通过将海明距离$ Hamming(x, y, d) $左移3位，可将AD代价和CA-Census代价缩放至[0, 256)区间，便于继续处理。

考虑到CA-Census特征为周围像素点与中心像素差分二值化产生，与局部二值特征(LBP)相似程度极高。参考LBP的性质，不难发现其优势在于对有纹理的区域进行匹配，而对具体纹理差分值的大小并不敏感。由于其具有灰度不变性，对于线性光照等外部干扰有很好的鲁棒性。另一方面，由于本文所使用的AD匹配未进行窗口聚合，所以对于连续变化的低纹理区域，使用AD匹配可获得较高精度，但在低纹理区域极易造成无匹配的情况发生。因此，考虑到计算速度及实现便利性，直接将AD匹配代价和CA-Census匹配代价线性叠加，即可获得一定提升，即

$ \begin{array}{*{20}{c}} {{C_{{\rm{Fusion}}}}\left( {x,y,d} \right) = }\\ {\frac{{{C_{{\rm{AD}}}}\left( {x,y,d} \right) + {C_{{\rm{CA}} - {\rm{Census}}}}\left( {x,y,d} \right)}}{2}} \end{array} $

(7)

这样的聚合方式保证了在高纹理区域中，CA-Census匹配代价占有较大的比重，而在高变化区域中AD匹配代价也能得到充分利用。使用融合后代价逐点进行视差求取的效果对比如图 6所示。

图 6 代价融合结果对比示意图

Fig. 6 The disparity map results using pixel matching cost after feature fusion

((a) left view; (b) using AD feature; (c) using CA-Census feature; (d) using AD-CA-Census feature; (e) ground truth)

1.3 SGM代价聚合

本文使用基于纹理优化的半全局匹配算法(SGM)^[13]对匹配代价进行聚合，提高了低纹理区域匹配精度。

1.3.1 SGM算法

SGM^[13]作为动态规划(DP)算法的改进，极大地提升了算法效果。SGM与大多数全局匹配算法相同，通过优化一个如下所示的凸能量函数，使其取得最小值，求取各个像素视差。

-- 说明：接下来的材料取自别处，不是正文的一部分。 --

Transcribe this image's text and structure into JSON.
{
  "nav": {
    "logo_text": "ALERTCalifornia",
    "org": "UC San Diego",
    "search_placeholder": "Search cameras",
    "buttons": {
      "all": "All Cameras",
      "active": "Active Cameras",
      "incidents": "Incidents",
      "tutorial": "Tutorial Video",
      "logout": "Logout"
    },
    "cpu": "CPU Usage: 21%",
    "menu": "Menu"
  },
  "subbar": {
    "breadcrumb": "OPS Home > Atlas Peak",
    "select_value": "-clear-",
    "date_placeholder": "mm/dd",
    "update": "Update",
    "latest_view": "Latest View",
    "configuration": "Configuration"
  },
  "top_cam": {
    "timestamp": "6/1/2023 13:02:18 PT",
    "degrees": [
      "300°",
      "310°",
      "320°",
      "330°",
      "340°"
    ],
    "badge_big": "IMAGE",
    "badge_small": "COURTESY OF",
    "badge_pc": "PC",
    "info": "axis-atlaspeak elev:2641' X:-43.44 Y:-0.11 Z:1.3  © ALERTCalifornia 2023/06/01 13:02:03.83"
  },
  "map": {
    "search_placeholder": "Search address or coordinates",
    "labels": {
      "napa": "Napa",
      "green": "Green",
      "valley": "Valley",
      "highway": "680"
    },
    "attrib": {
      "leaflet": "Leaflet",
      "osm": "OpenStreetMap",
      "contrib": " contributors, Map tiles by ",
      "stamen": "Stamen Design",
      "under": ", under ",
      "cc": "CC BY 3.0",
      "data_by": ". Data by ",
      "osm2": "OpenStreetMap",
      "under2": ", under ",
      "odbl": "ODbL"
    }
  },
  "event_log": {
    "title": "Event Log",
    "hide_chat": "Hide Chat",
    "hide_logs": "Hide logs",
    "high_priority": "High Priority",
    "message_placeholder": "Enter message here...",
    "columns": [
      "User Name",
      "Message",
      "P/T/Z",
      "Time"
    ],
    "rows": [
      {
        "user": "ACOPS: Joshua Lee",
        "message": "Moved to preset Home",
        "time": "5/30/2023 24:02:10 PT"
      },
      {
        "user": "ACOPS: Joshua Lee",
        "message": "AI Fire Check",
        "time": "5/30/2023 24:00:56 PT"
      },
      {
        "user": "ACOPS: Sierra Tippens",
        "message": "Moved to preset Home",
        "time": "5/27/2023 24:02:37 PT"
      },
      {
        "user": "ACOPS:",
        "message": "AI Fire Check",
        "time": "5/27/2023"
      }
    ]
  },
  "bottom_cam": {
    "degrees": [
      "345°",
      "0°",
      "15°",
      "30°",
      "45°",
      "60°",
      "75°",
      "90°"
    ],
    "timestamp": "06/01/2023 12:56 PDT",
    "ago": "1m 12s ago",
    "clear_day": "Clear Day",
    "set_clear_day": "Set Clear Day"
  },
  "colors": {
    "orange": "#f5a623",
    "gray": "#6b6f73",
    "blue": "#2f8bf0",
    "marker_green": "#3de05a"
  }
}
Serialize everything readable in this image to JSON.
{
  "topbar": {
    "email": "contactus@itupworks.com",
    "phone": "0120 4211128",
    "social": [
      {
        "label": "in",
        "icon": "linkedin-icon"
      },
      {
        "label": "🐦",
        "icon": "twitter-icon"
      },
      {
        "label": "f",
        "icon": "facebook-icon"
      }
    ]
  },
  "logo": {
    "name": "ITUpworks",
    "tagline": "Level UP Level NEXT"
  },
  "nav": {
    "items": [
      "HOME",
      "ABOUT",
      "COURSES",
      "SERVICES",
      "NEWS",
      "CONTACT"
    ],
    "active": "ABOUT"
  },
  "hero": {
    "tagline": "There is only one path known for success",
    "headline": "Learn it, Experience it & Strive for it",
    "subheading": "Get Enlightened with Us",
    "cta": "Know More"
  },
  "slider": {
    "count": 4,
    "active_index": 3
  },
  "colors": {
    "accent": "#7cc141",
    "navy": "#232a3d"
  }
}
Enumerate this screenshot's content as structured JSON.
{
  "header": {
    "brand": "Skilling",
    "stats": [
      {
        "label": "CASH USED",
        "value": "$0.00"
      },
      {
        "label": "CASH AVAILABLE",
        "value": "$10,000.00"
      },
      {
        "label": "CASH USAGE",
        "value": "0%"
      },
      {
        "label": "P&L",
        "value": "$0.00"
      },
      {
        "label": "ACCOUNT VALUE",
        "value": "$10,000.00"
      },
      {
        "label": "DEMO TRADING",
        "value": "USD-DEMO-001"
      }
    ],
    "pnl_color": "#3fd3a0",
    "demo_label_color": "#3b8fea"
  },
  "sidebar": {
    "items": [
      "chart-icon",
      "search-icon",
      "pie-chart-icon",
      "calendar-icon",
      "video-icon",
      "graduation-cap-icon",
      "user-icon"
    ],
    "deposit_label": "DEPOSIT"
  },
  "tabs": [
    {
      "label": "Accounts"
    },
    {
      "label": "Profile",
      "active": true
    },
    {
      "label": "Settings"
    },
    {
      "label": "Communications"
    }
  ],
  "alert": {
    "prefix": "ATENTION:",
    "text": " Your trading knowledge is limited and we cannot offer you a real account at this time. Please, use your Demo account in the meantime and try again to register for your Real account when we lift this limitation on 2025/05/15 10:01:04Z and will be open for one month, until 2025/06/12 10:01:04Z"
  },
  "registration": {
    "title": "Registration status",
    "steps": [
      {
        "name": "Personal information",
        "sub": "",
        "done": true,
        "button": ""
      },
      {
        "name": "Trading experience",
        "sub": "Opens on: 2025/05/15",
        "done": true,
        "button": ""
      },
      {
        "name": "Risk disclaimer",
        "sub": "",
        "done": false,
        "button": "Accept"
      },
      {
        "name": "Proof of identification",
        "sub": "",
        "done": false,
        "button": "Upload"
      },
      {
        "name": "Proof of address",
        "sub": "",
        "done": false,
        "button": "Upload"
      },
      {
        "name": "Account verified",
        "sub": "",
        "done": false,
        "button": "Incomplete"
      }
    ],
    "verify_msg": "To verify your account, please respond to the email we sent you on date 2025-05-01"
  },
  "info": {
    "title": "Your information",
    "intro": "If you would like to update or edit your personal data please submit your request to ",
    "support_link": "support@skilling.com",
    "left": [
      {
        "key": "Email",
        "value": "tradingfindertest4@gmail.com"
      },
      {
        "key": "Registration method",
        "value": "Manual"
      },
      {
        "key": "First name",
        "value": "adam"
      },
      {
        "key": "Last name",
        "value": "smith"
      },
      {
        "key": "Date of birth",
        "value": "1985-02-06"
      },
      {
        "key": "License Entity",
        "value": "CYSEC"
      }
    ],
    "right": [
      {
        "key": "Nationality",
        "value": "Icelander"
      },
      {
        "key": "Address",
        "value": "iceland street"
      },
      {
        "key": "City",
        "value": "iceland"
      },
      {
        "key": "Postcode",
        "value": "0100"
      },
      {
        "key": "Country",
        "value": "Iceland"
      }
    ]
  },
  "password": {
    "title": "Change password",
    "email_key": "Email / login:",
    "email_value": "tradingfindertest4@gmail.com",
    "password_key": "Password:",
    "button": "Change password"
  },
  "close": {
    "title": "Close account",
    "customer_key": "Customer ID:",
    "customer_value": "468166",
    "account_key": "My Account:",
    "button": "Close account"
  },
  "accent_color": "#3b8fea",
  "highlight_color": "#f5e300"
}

$ \begin{array}{*{20}{c}} {E\left( D \right) = \sum\limits_p {C\left( {p,{D_p}} \right)} + }\\ {\sum\limits_{q \in {N_p}} {{P_1}T\left( {\left| {{D_p} - {D_q}} \right| = 1} \right) + } }\\ {\sum\limits_{q \in {N_p}} {{P_2}T\left( {\left| {{D_p} - {D_q}} \right| > 1} \right)} } \end{array} $

(8)

$ T\left( x \right) = \left\{ \begin{array}{l} 1\;\;\;\;x\;成立\\ 0\;\;\;x\;不成立 \end{array} \right. $

(9)

式中，$E(D) $为视差图$D $的能量函数，$ C(p, {D_p}) $为$ p$处的匹配代价，$ q$为$ p$的邻域$ {N_p} $中的像素，$ {D_p} $、$ {D_q} $分别为视差图$ D$中像素$ p$、像素$ q$的视差。考虑到立体视觉的连续性约束性质，在视差相近的情况下，添加一个较小的惩罚项$ P_1 $，而视差较远时，添加一个较大的惩罚项$ P_2 $。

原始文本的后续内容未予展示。